Korku, dolu bir tabanca gibidir. Eğer birisi sizi öldürmeye kalkışırsa işe yarar ama bir yerlerde tek başına duruyorsa tehlikelidir. Bazı insanlar bedeli ne olursa olsun korku duymazlar, bazıları ise dehşete kapılırlar. İster bungee jumping yapsınlar, ister borsa oynasınlar, ister evlensinler korku onları ya ateşler, bir şeyler öğretir ya da aptala çevirir. Ve bu insanların nasıl tepki vereceklerini tahmin edemezsiniz. Korku birini motive ederken ötekini felç eder. Tüm bunların sebebi, ruhlarımızı sıkan ve günlük işlerimizde kendini hissettirmeden bizi avlayan elle tutamadığımız korkudur.
Korku Beş Harfli Oluşan Bir Sözcüktür
Korku, neşe, kafa karışıklığı, canlılık, ya da memnuniyet gibi günlük hayatımızın bir parçasıdır. Bazı kişiler korkuyu diğerlerinden daha iyi anlarlar. Bu kişilere "cesaretli kişiler" deriz. Korkunun cesaretin içinde yer alan bir tutum olduğunu bilirler. Korkuyla öyle bir dostluk kurarlar ki, bedeli ne olursa olsun korku onları doğru zamanda doğru işi yapmaya motive eder.
Sabahları bizi yataktan kaldırıp karıncalar gibi çalışmaya zorlayan mali bir felakete sürüklenme korkusudur. Korku, bizi hedef alan tezgahlarla karşılaşmamızı engeller. Aynı zamanda korku, kaçamadığımız durumlar karşısında galip gelebilmemiz için ihtiyacımız olan gücü verir. Evliliğimizi, çocuklarımızı, itibarımızı mahveden “günahların anası"yla diye adlandıracağımız bazı durumlarla karşılaştığımızda korku boğazımıza yapışır. Hesaplayabilmek mümkün olsaydı, ahlaki kurallara aşırı derece bağlı kalan ailelerdense, katıksız korku yoluyla ahlaki çöküntülerden kendini kurtaran ailelerin çok daha fazla sayıda olduğunu fark ederdik.

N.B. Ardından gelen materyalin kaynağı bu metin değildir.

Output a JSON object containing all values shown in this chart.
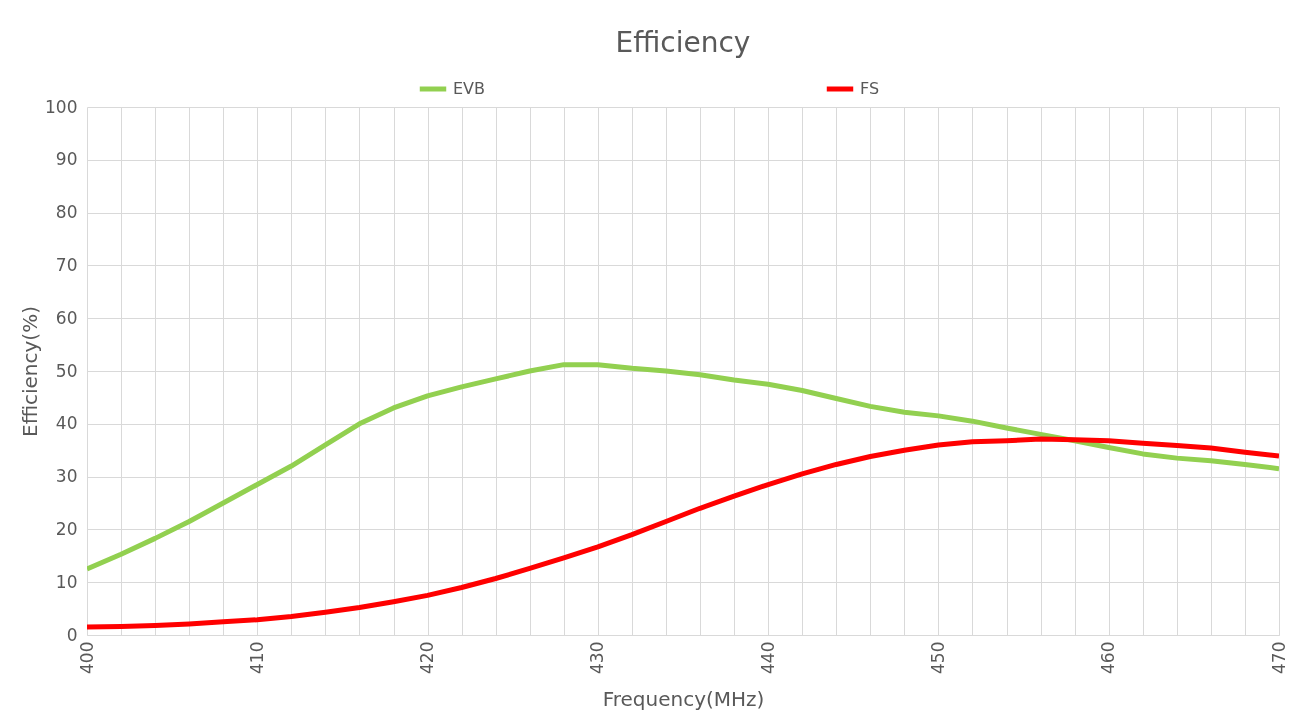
{
  "chart_data": {
    "type": "line",
    "title": "Efficiency",
    "xlabel": "Frequency(MHz)",
    "ylabel": "Efficiency(%)",
    "x": [
      400,
      402,
      404,
      406,
      408,
      410,
      412,
      414,
      416,
      418,
      420,
      422,
      424,
      426,
      428,
      430,
      432,
      434,
      436,
      438,
      440,
      442,
      444,
      446,
      448,
      450,
      452,
      454,
      456,
      458,
      460,
      462,
      464,
      466,
      468,
      470
    ],
    "series": [
      {
        "name": "EVB",
        "color": "#92d050",
        "values": [
          12.5,
          15.3,
          18.3,
          21.5,
          25,
          28.5,
          32,
          36,
          40,
          43,
          45.3,
          47,
          48.5,
          50,
          51.2,
          51.2,
          50.5,
          50,
          49.3,
          48.3,
          47.5,
          46.3,
          44.8,
          43.3,
          42.2,
          41.5,
          40.5,
          39.2,
          38,
          36.8,
          35.5,
          34.3,
          33.5,
          33,
          32.3,
          31.5
        ]
      },
      {
        "name": "FS",
        "color": "#ff0000",
        "values": [
          1.5,
          1.6,
          1.8,
          2.1,
          2.5,
          2.9,
          3.5,
          4.3,
          5.2,
          6.3,
          7.5,
          9,
          10.7,
          12.6,
          14.6,
          16.7,
          19,
          21.5,
          24,
          26.3,
          28.5,
          30.5,
          32.3,
          33.8,
          35,
          36,
          36.6,
          36.8,
          37.1,
          37,
          36.8,
          36.3,
          35.9,
          35.4,
          34.6,
          33.9
        ]
      }
    ],
    "xlim": [
      400,
      470
    ],
    "xticks": [
      400,
      {
        "value": 402,
        "label": null
      },
      {
        "value": 404,
        "label": null
      },
      {
        "value": 406,
        "label": null
      },
      {
        "value": 408,
        "label": null
      },
      410,
      {
        "value": 412,
        "label": null
      },
      {
        "value": 414,
        "label": null
      },
      {
        "value": 416,
        "label": null
      },
      {
        "value": 418,
        "label": null
      },
      420,
      {
        "value": 422,
        "label": null
      },
      {
        "value": 424,
        "label": null
      },
      {
        "value": 426,
        "label": null
      },
      {
        "value": 428,
        "label": null
      },
      430,
      {
        "value": 432,
        "label": null
      },
      {
        "value": 434,
        "label": null
      },
      {
        "value": 436,
        "label": null
      },
      {
        "value": 438,
        "label": null
      },
      440,
      {
        "value": 442,
        "label": null
      },
      {
        "value": 444,
        "label": null
      },
      {
        "value": 446,
        "label": null
      },
      {
        "value": 448,
        "label": null
      },
      450,
      {
        "value": 452,
        "label": null
      },
      {
        "value": 454,
        "label": null
      },
      {
        "value": 456,
        "label": null
      },
      {
        "value": 458,
        "label": null
      },
      460,
      {
        "value": 462,
        "label": null
      },
      {
        "value": 464,
        "label": null
      },
      {
        "value": 466,
        "label": null
      },
      {
        "value": 468,
        "label": null
      },
      470
    ],
    "ylim": [
      0,
      100
    ],
    "yticks": [
      0,
      10,
      20,
      30,
      40,
      50,
      60,
      70,
      80,
      90,
      100
    ],
    "grid": true,
    "legend": "top",
    "marker": "none",
    "line_style": "solid"
  }
}
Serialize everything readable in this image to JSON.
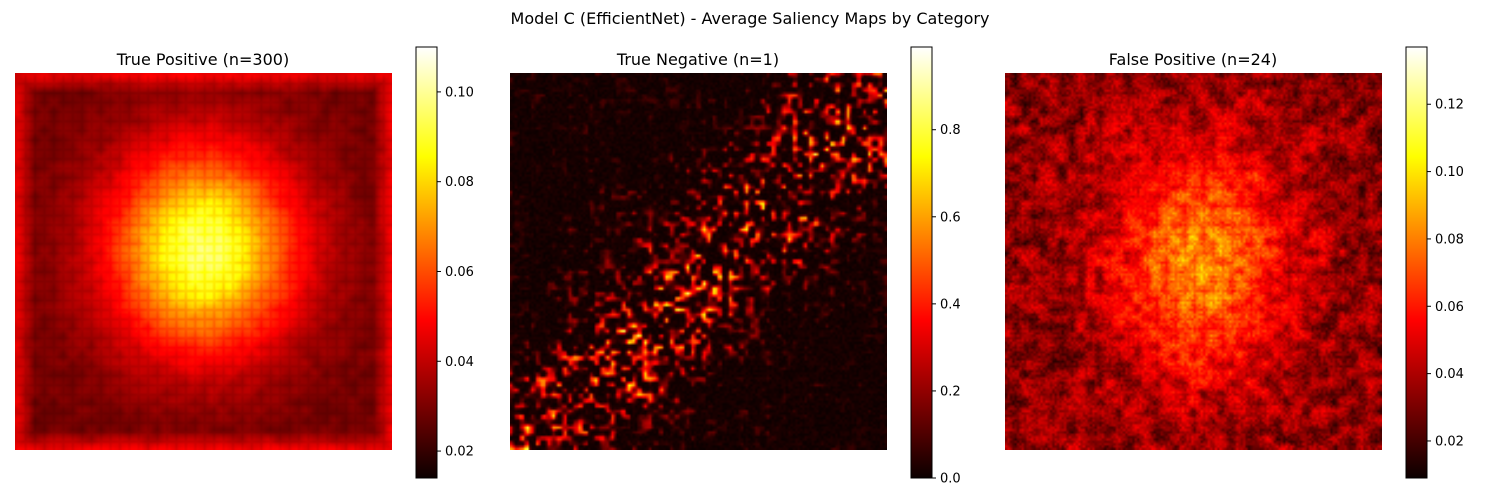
{
  "figure": {
    "suptitle": "Model C (EfficientNet) - Average Saliency Maps by Category"
  },
  "chart_data": [
    {
      "type": "heatmap",
      "title": "True Positive (n=300)",
      "colormap": "hot",
      "pattern": "smooth central blob",
      "colorbar": {
        "min": 0.014,
        "max": 0.11,
        "ticks": [
          0.02,
          0.04,
          0.06,
          0.08,
          0.1
        ],
        "tick_labels": [
          "0.02",
          "0.04",
          "0.06",
          "0.08",
          "0.10"
        ]
      }
    },
    {
      "type": "heatmap",
      "title": "True Negative (n=1)",
      "colormap": "hot",
      "pattern": "sparse noisy speckle",
      "colorbar": {
        "min": 0.0,
        "max": 0.99,
        "ticks": [
          0.0,
          0.2,
          0.4,
          0.6,
          0.8
        ],
        "tick_labels": [
          "0.0",
          "0.2",
          "0.4",
          "0.6",
          "0.8"
        ]
      }
    },
    {
      "type": "heatmap",
      "title": "False Positive (n=24)",
      "colormap": "hot",
      "pattern": "noisy central blob",
      "colorbar": {
        "min": 0.009,
        "max": 0.137,
        "ticks": [
          0.02,
          0.04,
          0.06,
          0.08,
          0.1,
          0.12
        ],
        "tick_labels": [
          "0.02",
          "0.04",
          "0.06",
          "0.08",
          "0.10",
          "0.12"
        ]
      }
    }
  ]
}
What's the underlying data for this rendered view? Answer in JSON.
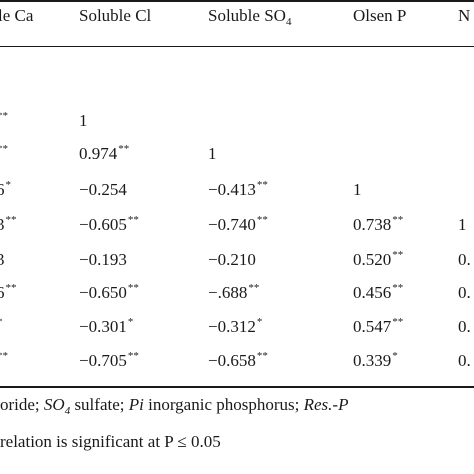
{
  "headers": [
    {
      "text": "le Ca",
      "sub": ""
    },
    {
      "text": "Soluble Cl",
      "sub": ""
    },
    {
      "text": "Soluble SO",
      "sub": "4"
    },
    {
      "text": "Olsen P",
      "sub": ""
    },
    {
      "text": "N",
      "sub": ""
    }
  ],
  "rows": [
    [
      {
        "v": "",
        "s": "**"
      },
      {
        "v": "1",
        "s": ""
      },
      {
        "v": "",
        "s": ""
      },
      {
        "v": "",
        "s": ""
      },
      {
        "v": "",
        "s": ""
      }
    ],
    [
      {
        "v": "",
        "s": "**"
      },
      {
        "v": "0.974",
        "s": "**"
      },
      {
        "v": "1",
        "s": ""
      },
      {
        "v": "",
        "s": ""
      },
      {
        "v": "",
        "s": ""
      }
    ],
    [
      {
        "v": "6",
        "s": "*"
      },
      {
        "v": "−0.254",
        "s": ""
      },
      {
        "v": "−0.413",
        "s": "**"
      },
      {
        "v": "1",
        "s": ""
      },
      {
        "v": "",
        "s": ""
      }
    ],
    [
      {
        "v": "3",
        "s": "**"
      },
      {
        "v": "−0.605",
        "s": "**"
      },
      {
        "v": "−0.740",
        "s": "**"
      },
      {
        "v": "0.738",
        "s": "**"
      },
      {
        "v": "1",
        "s": ""
      }
    ],
    [
      {
        "v": "3",
        "s": ""
      },
      {
        "v": "−0.193",
        "s": ""
      },
      {
        "v": "−0.210",
        "s": ""
      },
      {
        "v": "0.520",
        "s": "**"
      },
      {
        "v": "0.",
        "s": ""
      }
    ],
    [
      {
        "v": "6",
        "s": "**"
      },
      {
        "v": "−0.650",
        "s": "**"
      },
      {
        "v": "−.688",
        "s": "**"
      },
      {
        "v": "0.456",
        "s": "**"
      },
      {
        "v": "0.",
        "s": ""
      }
    ],
    [
      {
        "v": "",
        "s": "*"
      },
      {
        "v": "−0.301",
        "s": "*"
      },
      {
        "v": "−0.312",
        "s": "*"
      },
      {
        "v": "0.547",
        "s": "**"
      },
      {
        "v": "0.",
        "s": ""
      }
    ],
    [
      {
        "v": "",
        "s": "**"
      },
      {
        "v": "−0.705",
        "s": "**"
      },
      {
        "v": "−0.658",
        "s": "**"
      },
      {
        "v": "0.339",
        "s": "*"
      },
      {
        "v": "0.",
        "s": ""
      }
    ]
  ],
  "footnote1": [
    {
      "t": "oride; ",
      "i": false
    },
    {
      "t": "SO",
      "i": true,
      "sub": "4"
    },
    {
      "t": " sulfate; ",
      "i": false
    },
    {
      "t": "Pi",
      "i": true
    },
    {
      "t": " inorganic phosphorus; ",
      "i": false
    },
    {
      "t": "Res.-P",
      "i": true
    }
  ],
  "footnote2": "relation is significant at P ≤ 0.05"
}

Bu iyi bir haber. Ama gelelim kötü habere: Korku beş harften oluşan bir kelimedir. Çalıştığınız işleri tahrip eder, inandığınız Tanrı'yı lekeler ve uğruna canımızı vereceğiniz insanların hakkını yer. Ailenizi korkunun yönetmesine izin vermeniz yedi günahtan birini işlemek değilse de, onun gibi bir şeydir.
Korku kelimesine “zehirli" sıfatını ekleyerek daha da açıklayabiliriz. Zehirli korku, şanssız bir olayın ya da olaylar zincirinin hayatınızı yönetmesine izin vermeniz demektir. Bu, uykusuz geçirdiğiniz gecelerin ya da her an arkanızda bir şey varmışçasına tetikte olduğunuz günlerin bir ürünüdür. Zehirli korkunun merkez üssü bir trafik kazası, boşanma, bir mali ihanet, yangın, ya da bir yakının ölümü olabilir. Başınıza gelen ve size zarar veren bu olaylar hayati önem taşır. Bilinçaltınızda bir yerlere korku tohumları eker. Bu kötü olayların sonucunda vereceğiniz tepki, tohumun ölüp ölmeyeceğini belirler.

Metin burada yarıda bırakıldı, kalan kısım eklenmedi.